The Interrogator instrument enabled the team to culture, perfuse, and link many living human cultured tissues in a multi-Organ Chip system, as well as add and sample the medium in a fully programmable way, using the device’s robotic liquid transfer capabilities, while continuously monitoring tissue integrity with an integrated microscope. “In this study, we serially linked the vascular channels of eight different Organ Chips, including intestine, liver, kidney, heart, lung, skin, blood–brain barrier and brain, using a highly optimized common blood substitute, while independently perfusing the individual channels lined by organ-specific cells. The instrument maintained the viability of all tissues and their organ-specific functions for over three weeks and, importantly, it allowed us to quantitatively predict the tissue-specific distribution of a chemical across the entire system,” said Richard Novak, Ph.D., a co-first-author on both studies. Novak is a Senior Staff Engineer at the Wyss Institute who designed, fabricated, and operated the Interrogator instrument with his bioengineering team.

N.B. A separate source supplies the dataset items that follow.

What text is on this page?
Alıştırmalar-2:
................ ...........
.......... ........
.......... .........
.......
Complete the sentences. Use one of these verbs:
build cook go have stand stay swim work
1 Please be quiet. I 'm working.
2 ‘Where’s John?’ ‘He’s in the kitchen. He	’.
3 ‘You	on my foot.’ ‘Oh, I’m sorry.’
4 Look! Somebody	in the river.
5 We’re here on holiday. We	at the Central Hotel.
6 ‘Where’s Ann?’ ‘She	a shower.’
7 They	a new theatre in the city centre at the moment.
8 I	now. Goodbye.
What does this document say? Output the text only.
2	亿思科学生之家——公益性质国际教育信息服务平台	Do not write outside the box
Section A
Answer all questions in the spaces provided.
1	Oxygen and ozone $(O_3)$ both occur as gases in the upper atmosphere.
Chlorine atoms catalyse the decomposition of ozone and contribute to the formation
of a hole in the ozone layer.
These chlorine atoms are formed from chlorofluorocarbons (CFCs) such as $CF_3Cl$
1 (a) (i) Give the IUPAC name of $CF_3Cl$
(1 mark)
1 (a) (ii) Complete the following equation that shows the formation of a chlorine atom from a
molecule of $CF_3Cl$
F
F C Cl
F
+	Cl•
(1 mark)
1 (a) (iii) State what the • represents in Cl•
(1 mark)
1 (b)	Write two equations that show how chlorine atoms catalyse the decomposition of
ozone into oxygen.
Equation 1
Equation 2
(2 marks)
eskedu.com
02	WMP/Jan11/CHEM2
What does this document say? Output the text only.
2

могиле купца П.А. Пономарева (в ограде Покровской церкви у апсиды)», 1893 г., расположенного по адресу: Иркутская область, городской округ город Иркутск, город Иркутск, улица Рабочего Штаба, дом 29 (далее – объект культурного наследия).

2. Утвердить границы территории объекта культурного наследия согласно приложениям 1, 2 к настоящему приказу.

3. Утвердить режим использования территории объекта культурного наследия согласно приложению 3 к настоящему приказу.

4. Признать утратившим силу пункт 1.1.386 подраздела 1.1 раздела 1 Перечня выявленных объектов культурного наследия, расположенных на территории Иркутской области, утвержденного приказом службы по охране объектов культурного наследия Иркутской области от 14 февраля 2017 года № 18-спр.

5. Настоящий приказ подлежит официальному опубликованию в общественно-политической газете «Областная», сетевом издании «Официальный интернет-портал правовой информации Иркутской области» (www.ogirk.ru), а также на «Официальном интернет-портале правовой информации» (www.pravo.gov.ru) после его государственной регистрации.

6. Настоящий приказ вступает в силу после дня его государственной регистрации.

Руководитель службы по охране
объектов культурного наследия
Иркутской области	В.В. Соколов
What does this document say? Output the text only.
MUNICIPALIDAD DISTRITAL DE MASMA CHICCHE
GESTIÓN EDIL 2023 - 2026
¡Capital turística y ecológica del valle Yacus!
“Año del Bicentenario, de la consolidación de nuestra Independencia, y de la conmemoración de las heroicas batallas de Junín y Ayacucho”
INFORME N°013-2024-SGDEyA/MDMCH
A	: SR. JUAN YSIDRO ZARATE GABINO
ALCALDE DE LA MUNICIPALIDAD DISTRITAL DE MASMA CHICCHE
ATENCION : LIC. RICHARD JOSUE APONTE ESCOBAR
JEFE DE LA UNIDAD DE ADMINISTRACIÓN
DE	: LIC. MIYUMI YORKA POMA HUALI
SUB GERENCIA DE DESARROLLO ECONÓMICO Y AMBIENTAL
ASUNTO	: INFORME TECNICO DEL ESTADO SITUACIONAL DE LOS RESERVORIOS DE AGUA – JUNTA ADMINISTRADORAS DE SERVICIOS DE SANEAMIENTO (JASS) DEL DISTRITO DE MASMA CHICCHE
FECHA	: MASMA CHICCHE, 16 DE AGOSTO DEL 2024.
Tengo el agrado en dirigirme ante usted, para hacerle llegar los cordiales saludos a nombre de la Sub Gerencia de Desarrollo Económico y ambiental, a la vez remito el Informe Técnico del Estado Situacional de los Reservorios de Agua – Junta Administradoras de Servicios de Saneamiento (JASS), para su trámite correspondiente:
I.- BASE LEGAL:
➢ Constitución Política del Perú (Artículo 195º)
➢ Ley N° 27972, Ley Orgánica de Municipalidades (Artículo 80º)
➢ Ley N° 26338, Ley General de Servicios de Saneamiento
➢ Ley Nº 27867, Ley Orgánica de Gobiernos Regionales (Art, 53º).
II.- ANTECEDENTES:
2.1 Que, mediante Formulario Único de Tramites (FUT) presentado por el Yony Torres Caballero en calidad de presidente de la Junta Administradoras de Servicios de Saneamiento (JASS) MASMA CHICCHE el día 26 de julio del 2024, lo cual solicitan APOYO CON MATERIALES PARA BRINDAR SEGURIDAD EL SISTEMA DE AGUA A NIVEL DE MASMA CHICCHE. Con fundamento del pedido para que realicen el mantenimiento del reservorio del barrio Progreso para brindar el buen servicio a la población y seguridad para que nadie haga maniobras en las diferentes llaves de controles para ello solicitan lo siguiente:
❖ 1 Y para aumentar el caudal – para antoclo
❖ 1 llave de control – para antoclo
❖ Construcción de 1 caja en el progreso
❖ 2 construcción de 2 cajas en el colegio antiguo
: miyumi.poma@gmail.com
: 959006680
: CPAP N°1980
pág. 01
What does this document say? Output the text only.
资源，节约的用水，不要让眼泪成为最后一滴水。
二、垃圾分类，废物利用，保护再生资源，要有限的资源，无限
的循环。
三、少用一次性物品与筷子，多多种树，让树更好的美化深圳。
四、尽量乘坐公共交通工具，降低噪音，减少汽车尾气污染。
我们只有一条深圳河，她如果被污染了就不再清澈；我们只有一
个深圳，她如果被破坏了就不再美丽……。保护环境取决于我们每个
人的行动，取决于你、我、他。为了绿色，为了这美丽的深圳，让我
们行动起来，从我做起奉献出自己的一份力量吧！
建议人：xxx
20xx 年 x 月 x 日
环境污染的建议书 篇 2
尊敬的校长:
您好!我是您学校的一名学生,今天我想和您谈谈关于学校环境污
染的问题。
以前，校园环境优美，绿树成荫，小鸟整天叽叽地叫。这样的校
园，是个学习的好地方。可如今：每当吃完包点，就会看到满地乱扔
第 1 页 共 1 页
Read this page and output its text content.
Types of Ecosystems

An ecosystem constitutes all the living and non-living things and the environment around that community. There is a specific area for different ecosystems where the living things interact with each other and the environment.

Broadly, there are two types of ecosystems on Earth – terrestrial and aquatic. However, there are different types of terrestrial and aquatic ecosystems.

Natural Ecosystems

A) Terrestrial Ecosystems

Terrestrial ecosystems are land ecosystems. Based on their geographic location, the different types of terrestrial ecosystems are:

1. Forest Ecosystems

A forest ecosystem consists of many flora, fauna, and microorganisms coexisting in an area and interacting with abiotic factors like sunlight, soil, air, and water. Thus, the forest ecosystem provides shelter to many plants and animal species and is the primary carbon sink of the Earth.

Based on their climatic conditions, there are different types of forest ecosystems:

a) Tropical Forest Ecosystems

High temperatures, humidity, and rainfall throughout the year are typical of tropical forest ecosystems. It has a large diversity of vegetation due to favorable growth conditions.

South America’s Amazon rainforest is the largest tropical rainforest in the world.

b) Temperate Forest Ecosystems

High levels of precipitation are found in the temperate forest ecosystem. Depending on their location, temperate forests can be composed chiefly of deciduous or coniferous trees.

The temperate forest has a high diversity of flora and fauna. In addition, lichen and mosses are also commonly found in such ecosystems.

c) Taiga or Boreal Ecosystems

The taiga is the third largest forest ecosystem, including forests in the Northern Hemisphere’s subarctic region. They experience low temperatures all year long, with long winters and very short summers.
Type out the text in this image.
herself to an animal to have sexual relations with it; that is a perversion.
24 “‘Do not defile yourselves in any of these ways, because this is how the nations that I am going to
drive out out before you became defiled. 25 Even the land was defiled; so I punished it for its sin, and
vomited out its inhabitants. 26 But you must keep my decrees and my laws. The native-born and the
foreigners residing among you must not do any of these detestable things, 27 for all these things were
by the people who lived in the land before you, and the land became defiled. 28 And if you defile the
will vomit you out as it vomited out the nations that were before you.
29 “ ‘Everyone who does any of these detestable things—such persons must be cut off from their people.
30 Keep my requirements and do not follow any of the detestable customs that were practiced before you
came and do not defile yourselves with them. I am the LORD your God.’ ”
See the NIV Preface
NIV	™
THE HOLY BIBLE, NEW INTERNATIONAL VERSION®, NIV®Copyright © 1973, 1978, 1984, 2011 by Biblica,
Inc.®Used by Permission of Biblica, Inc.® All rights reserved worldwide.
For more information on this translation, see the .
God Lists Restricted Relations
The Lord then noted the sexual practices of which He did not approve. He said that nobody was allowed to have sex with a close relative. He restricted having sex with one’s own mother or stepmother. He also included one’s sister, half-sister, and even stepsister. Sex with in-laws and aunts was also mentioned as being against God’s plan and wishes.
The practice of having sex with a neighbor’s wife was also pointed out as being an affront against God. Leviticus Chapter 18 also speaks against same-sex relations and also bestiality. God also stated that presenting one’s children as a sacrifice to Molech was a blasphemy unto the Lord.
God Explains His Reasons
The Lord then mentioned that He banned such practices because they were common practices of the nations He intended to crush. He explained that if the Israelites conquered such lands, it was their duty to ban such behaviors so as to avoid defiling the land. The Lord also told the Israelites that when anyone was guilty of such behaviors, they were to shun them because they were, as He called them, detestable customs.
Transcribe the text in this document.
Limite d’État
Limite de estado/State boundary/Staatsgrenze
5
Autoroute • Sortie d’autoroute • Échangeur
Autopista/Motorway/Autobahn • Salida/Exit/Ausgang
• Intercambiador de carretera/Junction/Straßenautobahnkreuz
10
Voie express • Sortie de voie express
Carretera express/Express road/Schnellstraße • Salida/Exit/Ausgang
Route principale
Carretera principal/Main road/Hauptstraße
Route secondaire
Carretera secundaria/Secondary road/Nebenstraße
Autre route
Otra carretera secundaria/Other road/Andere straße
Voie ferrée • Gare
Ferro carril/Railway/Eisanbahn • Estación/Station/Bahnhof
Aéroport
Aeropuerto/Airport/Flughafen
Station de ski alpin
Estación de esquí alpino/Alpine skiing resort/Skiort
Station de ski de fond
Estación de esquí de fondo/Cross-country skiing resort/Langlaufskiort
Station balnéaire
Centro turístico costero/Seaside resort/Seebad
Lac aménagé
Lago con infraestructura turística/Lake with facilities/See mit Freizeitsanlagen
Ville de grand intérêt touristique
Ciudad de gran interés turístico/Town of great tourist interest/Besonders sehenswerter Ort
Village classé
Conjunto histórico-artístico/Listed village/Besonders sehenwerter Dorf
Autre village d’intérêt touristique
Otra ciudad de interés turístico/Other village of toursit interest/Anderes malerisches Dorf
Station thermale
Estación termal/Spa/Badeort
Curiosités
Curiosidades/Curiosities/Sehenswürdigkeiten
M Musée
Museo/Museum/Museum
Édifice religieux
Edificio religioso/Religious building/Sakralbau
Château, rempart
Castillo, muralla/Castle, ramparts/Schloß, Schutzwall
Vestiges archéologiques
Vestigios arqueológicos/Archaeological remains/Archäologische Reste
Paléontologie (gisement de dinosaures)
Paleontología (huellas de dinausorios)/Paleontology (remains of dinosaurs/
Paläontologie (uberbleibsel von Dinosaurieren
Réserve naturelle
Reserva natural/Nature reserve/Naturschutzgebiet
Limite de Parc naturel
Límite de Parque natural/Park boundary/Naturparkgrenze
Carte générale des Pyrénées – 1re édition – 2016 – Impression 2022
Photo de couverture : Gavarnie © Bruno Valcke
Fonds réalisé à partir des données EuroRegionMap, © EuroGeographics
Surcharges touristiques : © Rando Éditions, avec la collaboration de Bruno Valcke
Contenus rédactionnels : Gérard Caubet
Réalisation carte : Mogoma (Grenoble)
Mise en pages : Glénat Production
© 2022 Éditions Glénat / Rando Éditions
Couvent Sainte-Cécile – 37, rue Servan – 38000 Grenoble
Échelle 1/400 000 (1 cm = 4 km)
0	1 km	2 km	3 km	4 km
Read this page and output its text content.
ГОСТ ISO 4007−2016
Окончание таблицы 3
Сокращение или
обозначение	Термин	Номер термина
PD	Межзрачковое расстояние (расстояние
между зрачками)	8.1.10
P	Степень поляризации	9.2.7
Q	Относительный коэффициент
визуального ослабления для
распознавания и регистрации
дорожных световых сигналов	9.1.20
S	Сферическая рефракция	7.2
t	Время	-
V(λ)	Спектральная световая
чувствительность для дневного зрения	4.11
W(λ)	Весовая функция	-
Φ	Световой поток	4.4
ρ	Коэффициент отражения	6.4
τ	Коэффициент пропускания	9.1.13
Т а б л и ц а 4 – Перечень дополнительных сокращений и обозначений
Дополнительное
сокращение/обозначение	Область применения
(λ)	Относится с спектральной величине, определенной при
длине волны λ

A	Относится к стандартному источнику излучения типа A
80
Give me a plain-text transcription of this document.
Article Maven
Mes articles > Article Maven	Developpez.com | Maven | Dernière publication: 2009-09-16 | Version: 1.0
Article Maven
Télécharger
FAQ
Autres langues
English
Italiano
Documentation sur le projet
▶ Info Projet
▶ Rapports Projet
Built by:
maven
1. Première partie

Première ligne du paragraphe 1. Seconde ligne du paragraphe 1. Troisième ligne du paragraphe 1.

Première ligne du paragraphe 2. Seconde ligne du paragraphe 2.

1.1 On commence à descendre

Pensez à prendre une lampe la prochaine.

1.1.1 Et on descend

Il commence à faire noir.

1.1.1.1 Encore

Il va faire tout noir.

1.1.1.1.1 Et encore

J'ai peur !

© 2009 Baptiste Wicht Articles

In the second study, the team used the Interrogator instrument to support two different configurations of 3 different Organ Chips linked to each other and to a central arterio-venous (AV) fluid mixing reservoir that helped recapitulate life-like blood and drug exchange between the individual organs, while also providing a way to carry out blood sampling that would mimic blood drawing from a peripheral vein. The researchers connected a human Gut Chip, Liver Chip, and Kidney Chip and added nicotine to the Gut Chip’s epithelial channel to simulate oral administration of this drug, and its first passage (first pass) through the intestinal wall into the vascular system that transports it first to the liver where it is metabolized, and further to the kidney where it is excreted. Nicotine chewing gum is used to help with smoking cessation; however, it is also being investigated as an oral drug for neurodegenerative and inflammatory bowel diseases.